1994/95 wurde der bis dahin abschüssige und „ausfransende“ Parkplatz generalsaniert. Diese Chance bot sich, weil das Doppelhaus Lang/Wirthensohn direkt angrenzend gebaut wurde.

Und manche, die dem SHV ein nur kurzes Leben prophezeiten, wurden eines Besseren belehrt, wir feierten im Herbst 1994 5 Jahre SHV. Mit einem kleinen Fest vor und in der Krone und zum ersten Mal mit einem Wein, extra für uns, dem ersten Thaler Schneigger. Die Vorbereitungen für die nächste große Bauetappe liefen an. Zunächst war an eine Konzentration von Feuerwehr und Musikverein im ehemaligen Stadel gedacht. Das sprengte jedoch den finanziellen und den Rahmen des Gebäudes völlig. Aber ein Ziel war es auch, auf Gleich mit dem Saalboden zu kommen und damit bereits den Rohbau für die Bühne zu haben. Im Sommer 1998 starteten wir, und profitierten erstmals von einem EU Förderprogramm. Im Frühjahr 1999 konnten bereits die Bank und der Musikprobenraum bezogen werden, der Jugendraum etwas später. 
Ziemlich genau zum Pfingsthochwasser 1999 feierten wir das 10 Jahres Jubiläum.

Für die rasche Komplettierung der Arbeiten am Dorfplatz waren lange Diskussionen über die Zahl der Kastanien und den Behinderteneingang in die Wirtschaft etwas hinderlich. Aber es könnte das Sprichwort gelten, was lange dauert wird endlich gut. Es wurden nicht 6, nicht 4, sondern 2 Bäume gepflanzt, dafür kam ein Brunnen dazu.

Das zweite Lebensjahrzehnt des SHV ab 1999 hatte eigentlich zwei Schwerpunkte.

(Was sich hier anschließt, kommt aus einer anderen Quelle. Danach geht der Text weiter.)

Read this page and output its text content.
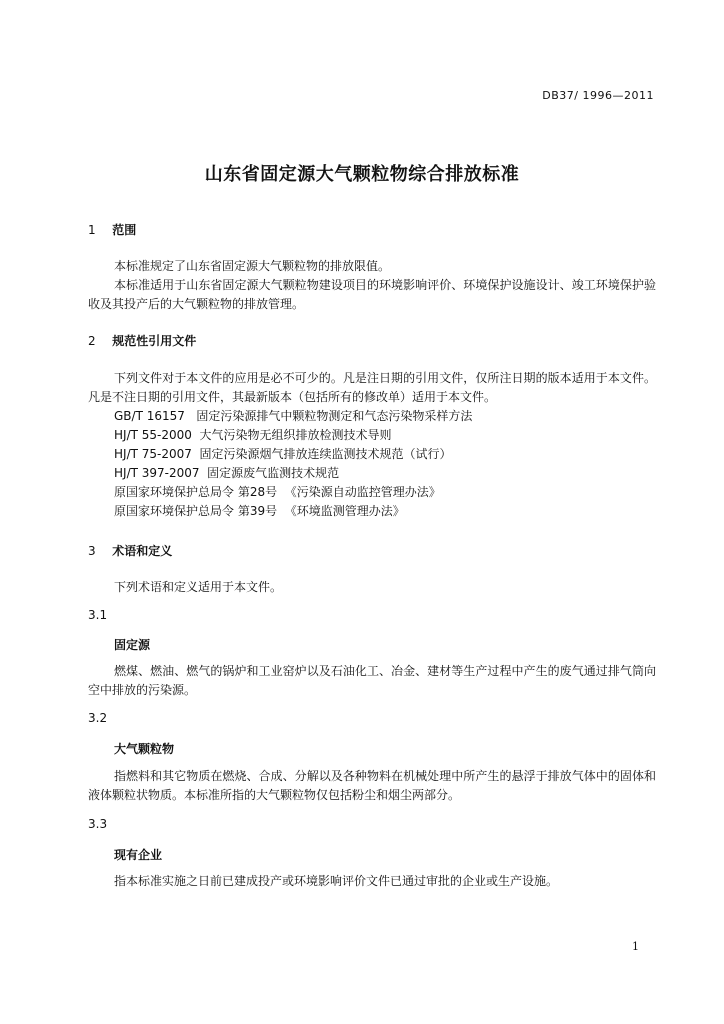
DB37/ 1996—2011
山东省固定源大气颗粒物综合排放标准
1 范围
本标准规定了山东省固定源大气颗粒物的排放限值。
本标准适用于山东省固定源大气颗粒物建设项目的环境影响评价、环境保护设施设计、竣工环境保护验收及其投产后的大气颗粒物的排放管理。
2 规范性引用文件
下列文件对于本文件的应用是必不可少的。凡是注日期的引用文件，仅所注日期的版本适用于本文件。凡是不注日期的引用文件，其最新版本（包括所有的修改单）适用于本文件。
GB/T 16157   固定污染源排气中颗粒物测定和气态污染物采样方法
HJ/T 55-2000  大气污染物无组织排放检测技术导则
HJ/T 75-2007  固定污染源烟气排放连续监测技术规范（试行）
HJ/T 397-2007  固定源废气监测技术规范
原国家环境保护总局令 第28号  《污染源自动监控管理办法》
原国家环境保护总局令 第39号  《环境监测管理办法》
3 术语和定义
下列术语和定义适用于本文件。
3.1
固定源
燃煤、燃油、燃气的锅炉和工业窑炉以及石油化工、冶金、建材等生产过程中产生的废气通过排气筒向空中排放的污染源。
3.2
大气颗粒物
指燃料和其它物质在燃烧、合成、分解以及各种物料在机械处理中所产生的悬浮于排放气体中的固体和液体颗粒状物质。本标准所指的大气颗粒物仅包括粉尘和烟尘两部分。
3.3
现有企业
指本标准实施之日前已建成投产或环境影响评价文件已通过审批的企业或生产设施。
1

  • Einmal ging es darum den Betrieb von Wirtschaft und Laden abzusichern und dafür stetig zu sorgen. Die Bonusaktion im Laden ist in dieser Zeit entwickelt worden.
  • Zum Zweiten verfolgten wir nun immer konkreter das lang gehegte Ziel, den „Kronesaal“ aus dem Dornröschenschlaf wach zu küssen.

Bis zur Verwirklichung des Thalsaals war es aber ein längerer Weg, als wir erahnten.

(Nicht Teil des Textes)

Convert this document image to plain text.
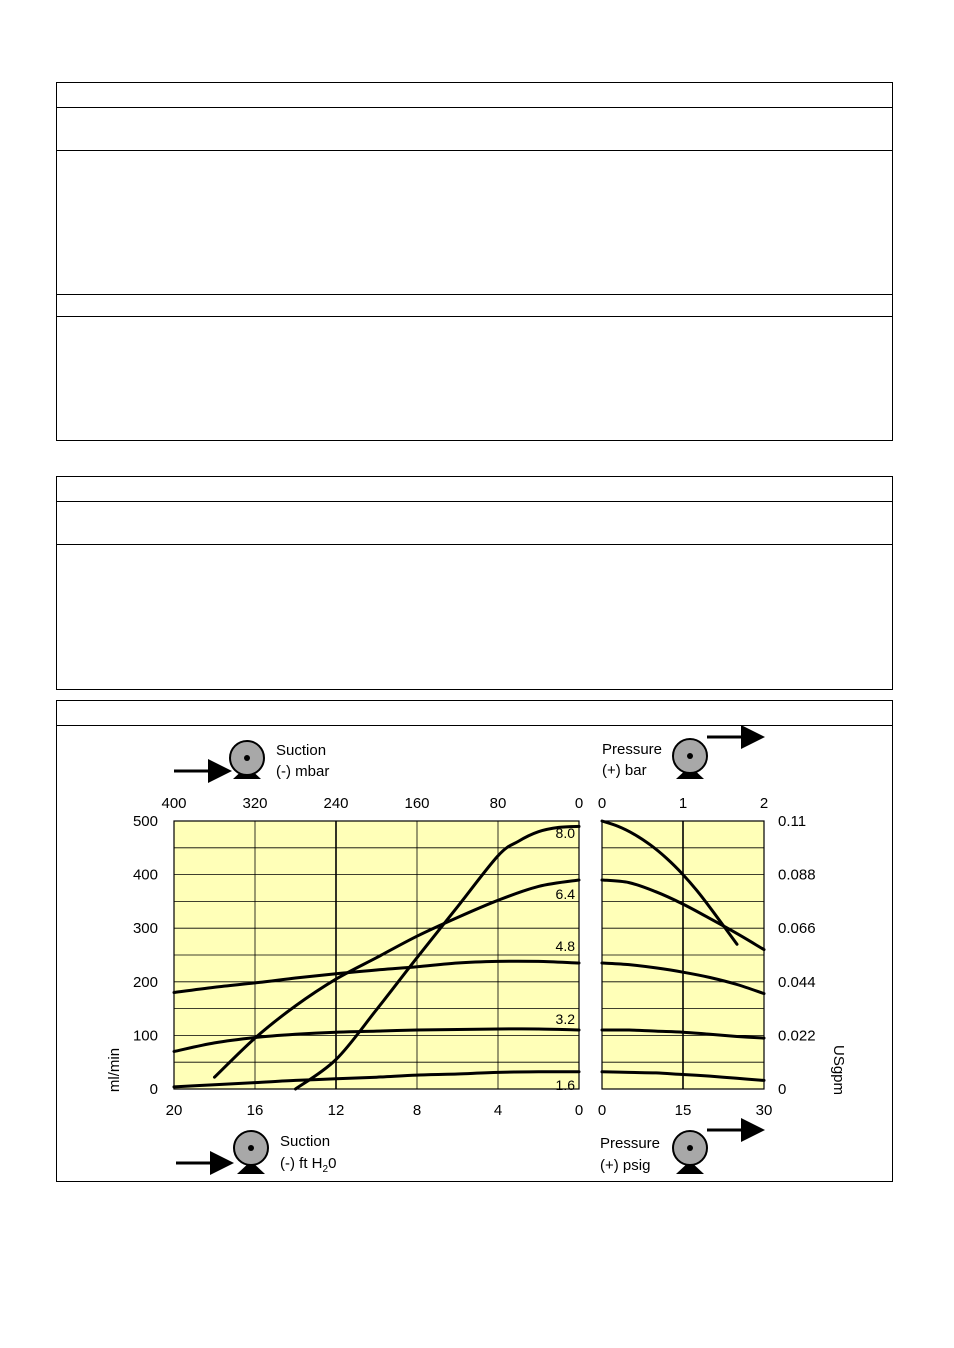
8.0
6.4
4.8
3.2
1.6
20	16	12	8	4	0
400	320	240	160	80	0
0
100
200
300
400
500
0	15	30
0	1	2
0
0.022
0.044
0.066
0.088
0.11
Suction
(-) mbar
Pressure
(+) bar
Suction
(-) ft $H_20$
Pressure
(+) psig
ml/min	USgpm
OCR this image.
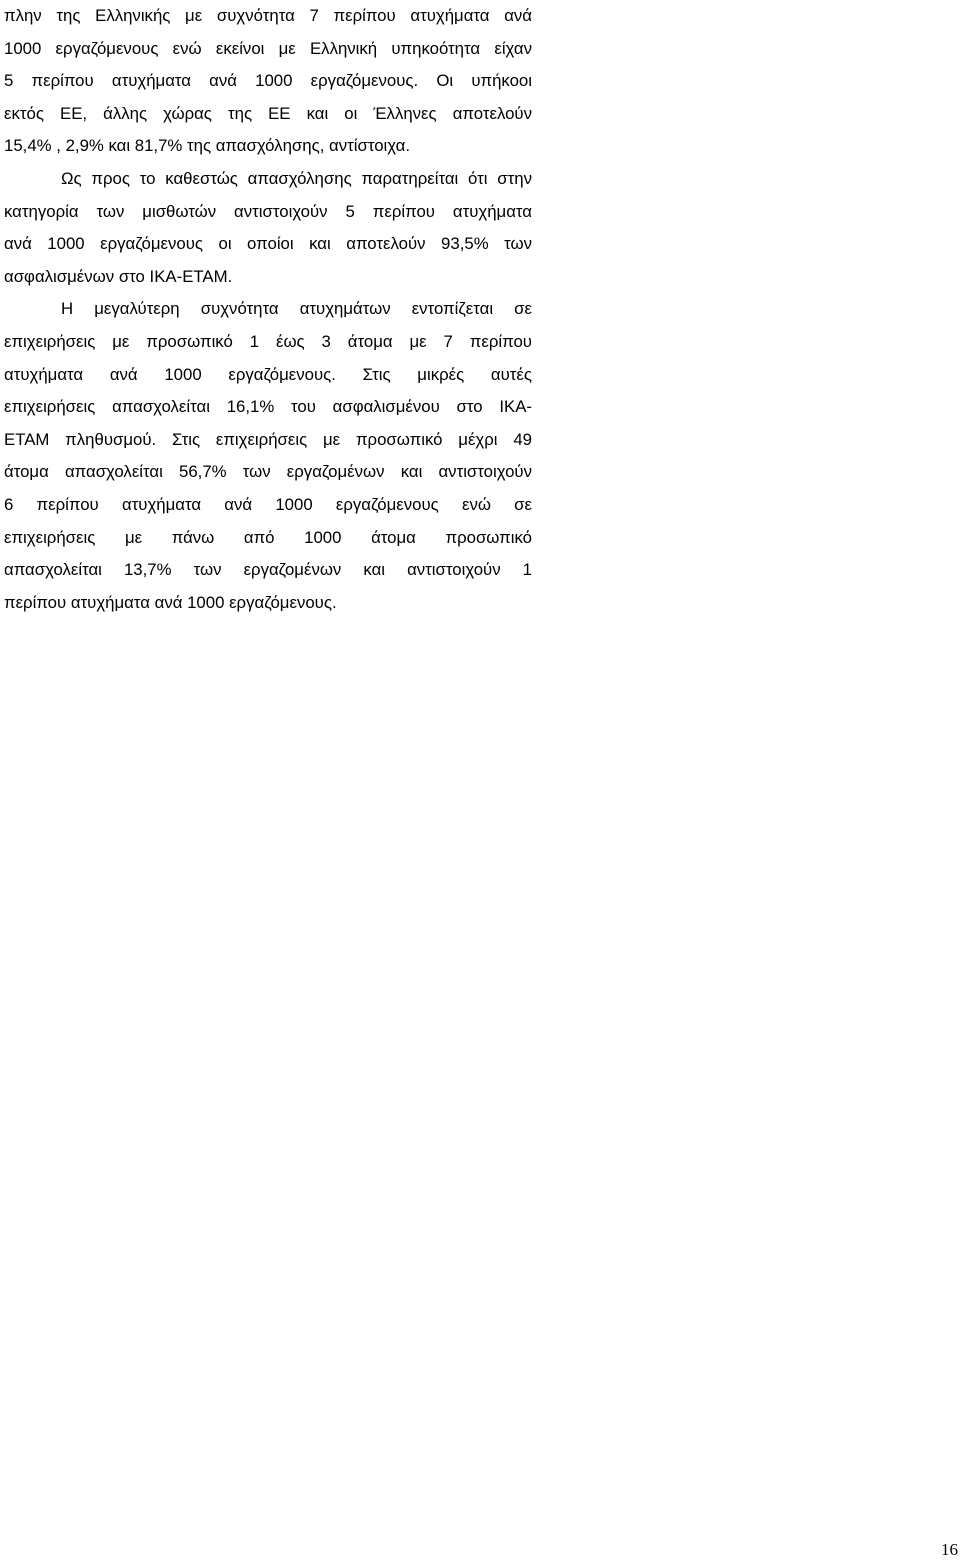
πλην της Ελληνικής με συχνότητα 7 περίπου ατυχήματα ανά
1000 εργαζόμενους ενώ εκείνοι με Ελληνική υπηκοότητα είχαν
5 περίπου ατυχήματα ανά 1000 εργαζόμενους. Οι υπήκοοι
εκτός ΕΕ, άλλης χώρας της ΕΕ και οι Έλληνες αποτελούν
15,4% , 2,9% και 81,7% της απασχόλησης, αντίστοιχα.
Ως προς το καθεστώς απασχόλησης παρατηρείται ότι στην
κατηγορία των μισθωτών αντιστοιχούν 5 περίπου ατυχήματα
ανά 1000 εργαζόμενους οι οποίοι και αποτελούν 93,5% των
ασφαλισμένων στο ΙΚΑ-ΕΤΑΜ.
Η μεγαλύτερη συχνότητα ατυχημάτων εντοπίζεται σε
επιχειρήσεις με προσωπικό 1 έως 3 άτομα με 7 περίπου
ατυχήματα ανά 1000 εργαζόμενους. Στις μικρές αυτές
επιχειρήσεις απασχολείται 16,1% του ασφαλισμένου στο ΙΚΑ-
ΕΤΑΜ πληθυσμού. Στις επιχειρήσεις με προσωπικό μέχρι 49
άτομα απασχολείται 56,7% των εργαζομένων και αντιστοιχούν
6 περίπου ατυχήματα ανά 1000 εργαζόμενους ενώ σε
επιχειρήσεις με πάνω από 1000 άτομα προσωπικό
απασχολείται 13,7% των εργαζομένων και αντιστοιχούν 1
περίπου ατυχήματα ανά 1000 εργαζόμενους.
16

Ende Dezember 2006 starteten wir den Umbau und bereits ein halbes Jahr später konnten wir im Juni 2007 die erste Veranstaltung im wahrsten Sinne „feiern“. Der Thalsaal war und ist für unseren Verein mehr als alle Schritte davor eine Dauerherausforderung, die wir, glaube ich, in den letzten Jahren gut gemeistert haben. Dauerherausforderung deshalb, weil es immer etwas zu tun gibt. Ob Kulturprogramm, Workshop, Theater, Geburtstag, Hochzeit, Begräbnis, Konzert, Jahreshauptversammlung oder Präsentation, immer braucht es Vor- und Nachbereitungen …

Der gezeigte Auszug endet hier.